Door gemeenten worden verschillende methoden gebruikt om huurprijzen vast te stellen voor de verhuur en/of het gebruik van gemeentelijk vastgoed. Bij de verschillende typen vastgoed binnen gemeenten worden verschillende methoden gebruikt. Zo wordt er doorgaans een andere methode voor huurprijsvaststelling gebruikt bij maatschappelijk vastgoed dan bij commercieel vastgoed of ander vastgoed. In de volgende paragraaf worden de methoden voor de vaststelling beschreven.

(24)

3.3.1.1 Kostprijsdekkende huur

Een kostprijsdekkende huur is een huur die de kostprijs, zoals geschreven moet dekken. Concreet houdt dit in dat de huurprijs wordt bepaald aan de hand van de investering en de werkelijke exploitatiekosten. De kostprijsdekkende huur is de huur die minimaal moet worden gevraagd om een sluitende exploitatie te krijgen tijdens de exploitatieperiode. Bij de berekening van de kostprijsdekkende huur worden de kapitaallasten en de exploitatiekosten tijdens de exploitatieperiode berekend (De Kopgroep, 2008). Dit bedrag wordt vervolgens omgerekend naar een vast bedrag per maand. Dit bedrag is de kostprijsdekkende huur.

3.3.1.2 Marktconforme huur

Een marktconforme huur is een huurprijs die, zoals gezegd, marktconform is. Concreet houdt dit in dat voor de verhuur van gemeentelijk vastgoed een marktconforme tegenprestatie wordt gevraagd. De markconforme huur is de gevraagde huur die ook in het economische verkeer van toepassing is. Deze huurprijs wordt vaak bepaald aan de hand van een comparatieve methode. Bij deze methode gaat men uit van een vaste prijs per vierkante meter. Deze huurprijs zou door een onafhankelijke taxateur kunnen worden bepaald die kennis heeft van de lokale markt.

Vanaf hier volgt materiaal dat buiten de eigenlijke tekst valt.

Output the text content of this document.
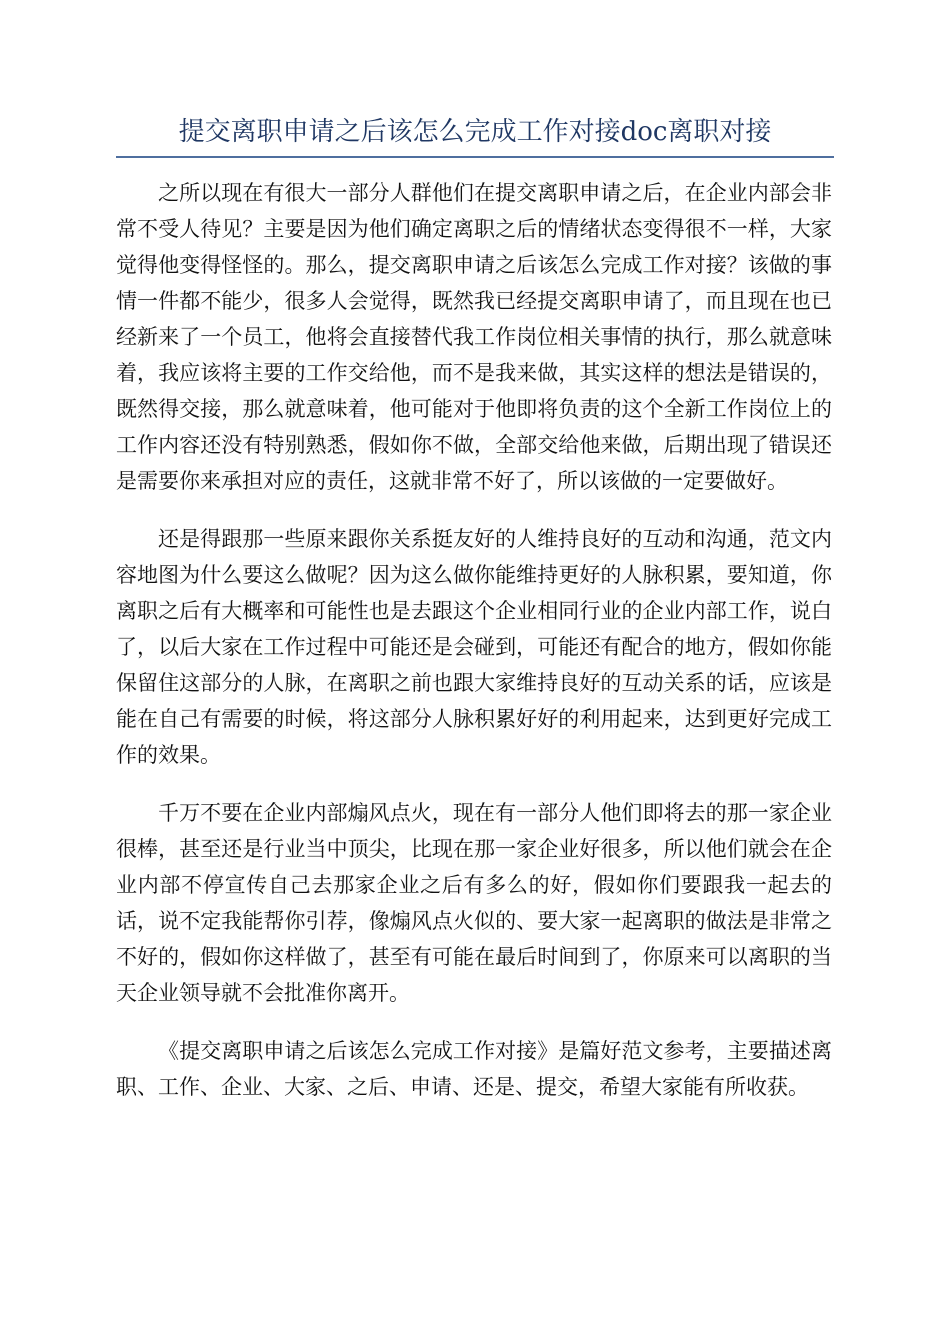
提交离职申请之后该怎么完成工作对接doc离职对接

之所以现在有很大一部分人群他们在提交离职申请之后，在企业内部会非常不受人待见？主要是因为他们确定离职之后的情绪状态变得很不一样，大家觉得他变得怪怪的。那么，提交离职申请之后该怎么完成工作对接？该做的事情一件都不能少，很多人会觉得，既然我已经提交离职申请了，而且现在也已经新来了一个员工，他将会直接替代我工作岗位相关事情的执行，那么就意味着，我应该将主要的工作交给他，而不是我来做，其实这样的想法是错误的，既然得交接，那么就意味着，他可能对于他即将负责的这个全新工作岗位上的工作内容还没有特别熟悉，假如你不做，全部交给他来做，后期出现了错误还是需要你来承担对应的责任，这就非常不好了，所以该做的一定要做好。

还是得跟那一些原来跟你关系挺友好的人维持良好的互动和沟通，范文内容地图为什么要这么做呢？因为这么做你能维持更好的人脉积累，要知道，你离职之后有大概率和可能性也是去跟这个企业相同行业的企业内部工作，说白了，以后大家在工作过程中可能还是会碰到，可能还有配合的地方，假如你能保留住这部分的人脉，在离职之前也跟大家维持良好的互动关系的话，应该是能在自己有需要的时候，将这部分人脉积累好好的利用起来，达到更好完成工作的效果。

千万不要在企业内部煽风点火，现在有一部分人他们即将去的那一家企业很棒，甚至还是行业当中顶尖，比现在那一家企业好很多，所以他们就会在企业内部不停宣传自己去那家企业之后有多么的好，假如你们要跟我一起去的话，说不定我能帮你引荐，像煽风点火似的、要大家一起离职的做法是非常之不好的，假如你这样做了，甚至有可能在最后时间到了，你原来可以离职的当天企业领导就不会批准你离开。

《提交离职申请之后该怎么完成工作对接》是篇好范文参考，主要描述离职、工作、企业、大家、之后、申请、还是、提交，希望大家能有所收获。
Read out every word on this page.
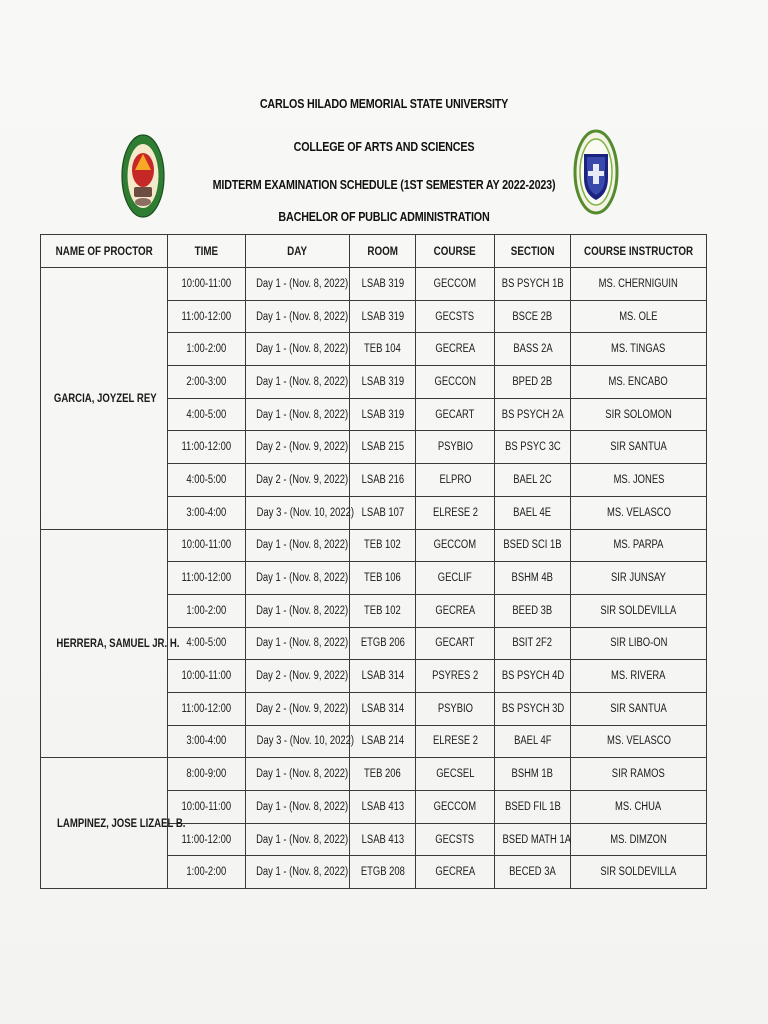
CARLOS HILADO MEMORIAL STATE UNIVERSITY
COLLEGE OF ARTS AND SCIENCES
MIDTERM EXAMINATION SCHEDULE (1ST SEMESTER AY 2022-2023)
BACHELOR OF PUBLIC ADMINISTRATION
NAME OF PROCTOR	TIME	DAY	ROOM	COURSE	SECTION	COURSE INSTRUCTOR
GARCIA, JOYZEL REY	10:00-11:00	Day 1 - (Nov. 8, 2022)	LSAB 319	GECCOM	BS PSYCH 1B	MS. CHERNIGUIN
	11:00-12:00	Day 1 - (Nov. 8, 2022)	LSAB 319	GECSTS	BSCE 2B	MS. OLE
	1:00-2:00	Day 1 - (Nov. 8, 2022)	TEB 104	GECREA	BASS 2A	MS. TINGAS
	2:00-3:00	Day 1 - (Nov. 8, 2022)	LSAB 319	GECCON	BPED 2B	MS. ENCABO
	4:00-5:00	Day 1 - (Nov. 8, 2022)	LSAB 319	GECART	BS PSYCH 2A	SIR SOLOMON
	11:00-12:00	Day 2 - (Nov. 9, 2022)	LSAB 215	PSYBIO	BS PSYC 3C	SIR SANTUA
	4:00-5:00	Day 2 - (Nov. 9, 2022)	LSAB 216	ELPRO	BAEL 2C	MS. JONES
	3:00-4:00	Day 3 - (Nov. 10, 2022)	LSAB 107	ELRESE 2	BAEL 4E	MS. VELASCO
HERRERA, SAMUEL JR. H.	10:00-11:00	Day 1 - (Nov. 8, 2022)	TEB 102	GECCOM	BSED SCI 1B	MS. PARPA
	11:00-12:00	Day 1 - (Nov. 8, 2022)	TEB 106	GECLIF	BSHM 4B	SIR JUNSAY
	1:00-2:00	Day 1 - (Nov. 8, 2022)	TEB 102	GECREA	BEED 3B	SIR SOLDEVILLA
	4:00-5:00	Day 1 - (Nov. 8, 2022)	ETGB 206	GECART	BSIT 2F2	SIR LIBO-ON
	10:00-11:00	Day 2 - (Nov. 9, 2022)	LSAB 314	PSYRES 2	BS PSYCH 4D	MS. RIVERA
	11:00-12:00	Day 2 - (Nov. 9, 2022)	LSAB 314	PSYBIO	BS PSYCH 3D	SIR SANTUA
	3:00-4:00	Day 3 - (Nov. 10, 2022)	LSAB 214	ELRESE 2	BAEL 4F	MS. VELASCO
LAMPINEZ, JOSE LIZAEL B.	8:00-9:00	Day 1 - (Nov. 8, 2022)	TEB 206	GECSEL	BSHM 1B	SIR RAMOS
	10:00-11:00	Day 1 - (Nov. 8, 2022)	LSAB 413	GECCOM	BSED FIL 1B	MS. CHUA
	11:00-12:00	Day 1 - (Nov. 8, 2022)	LSAB 413	GECSTS	BSED MATH 1A	MS. DIMZON
	1:00-2:00	Day 1 - (Nov. 8, 2022)	ETGB 208	GECREA	BECED 3A	SIR SOLDEVILLA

3.3.1.3 Gesubsidieerde huur

Een gesubsidieerde huur is een huur die, zoals gezegd, gesubsidieerd wordt. Wanneer door een gemeente een huur wordt gevraagd die niet kostendekkend is, is er feitelijk sprake van subsidie. Met deze gesubsidieerde huur kunnen beleidsdoelen van een gemeente worden vertaald naar huisvesting. Deze vorm van subsidie, zoals ook eerder vernoemd in hoofdstuk 2, wordt ook wel verkapte subsidiëring genoemd. De huisvestingskosten vormen op deze manier de of een deel van de subsidie (Bijsterveld, 2009). Onduidelijk is vaak bij deze vorm van subsidiëring hoeveel de feitelijke subsidie werkelijk bedraagt. De gesubsidieerde huur kan dan ook worden aangemerkt als niet transparant. In figuur 5 is schematisch weergegeven hoe een verborgen subsidie zicht verhoudt tot de exploitatiekosten

(25)

3.4 Conclusie

Vastgoedexploitatiekosten zijn onder te verdelen in verschillende typen kosten. Deze kosten zijn ingedeeld volgens een Nen-norm (NEN, 2623): Vaste kosten, onderhoudskosten, energiekosten, administratieve beheerskosten, specifieke bedrijfskosten en overige kosten. Deze kosten zijn allen beschreven in dit hoofdstuk. De kosten zijn tevens vanuit de theorie onder te verdelen in kosten voor de eigenaar van vastgoed en kosten voor de huurder van vastgoed. Echter bij maatschappelijk vastgoed en ander vastgoed in bezit van gemeenten is dit vooralsnog niet geheel duidelijk. In het vastgoedexploitatiemodel wordt nader bekeken hoe deze informatie verwerkt kan worden. De exploitatieopbrengsten bestaan voornamelijk uit huuropbrengsten. Voor de vaststelling van de hoogte van de huurprijs bestaan er een aantal methodieken. Er kan gekozen worden voor een kostprijsdekkende huur, een marktconforme huur of een gesubsidieerde huur.

(26)

4. Het gemeentelijke vastgoedexploitatiemodel

4.1 Inleiding

Dit hoofdstuk tracht een antwoord te vinden op de derde deelvraag. Deze vraag luidt: In hoeverre kan een vastgoedexploitatiemodel worden opgesteld voor gemeentelijk vastgoed om kosten en opbrengsten inzichtelijk te maken? Hoofdstuk 2 en 3 zijn tot stand gekomen vanuit een literatuuronderzoek. Nu bekend is wat gemeentelijk vastgoed is en waaruit de kosten en opbrengsten bestaan, kan in dit hoofdstuk op basis van deze informatie gestart worden met het opstellen van een vastgoedexploitatiemodel. In dit hoofdstuk wordt onder andere toegelicht hoe het vastgoedexploitatiemodel tot stand is gekomen.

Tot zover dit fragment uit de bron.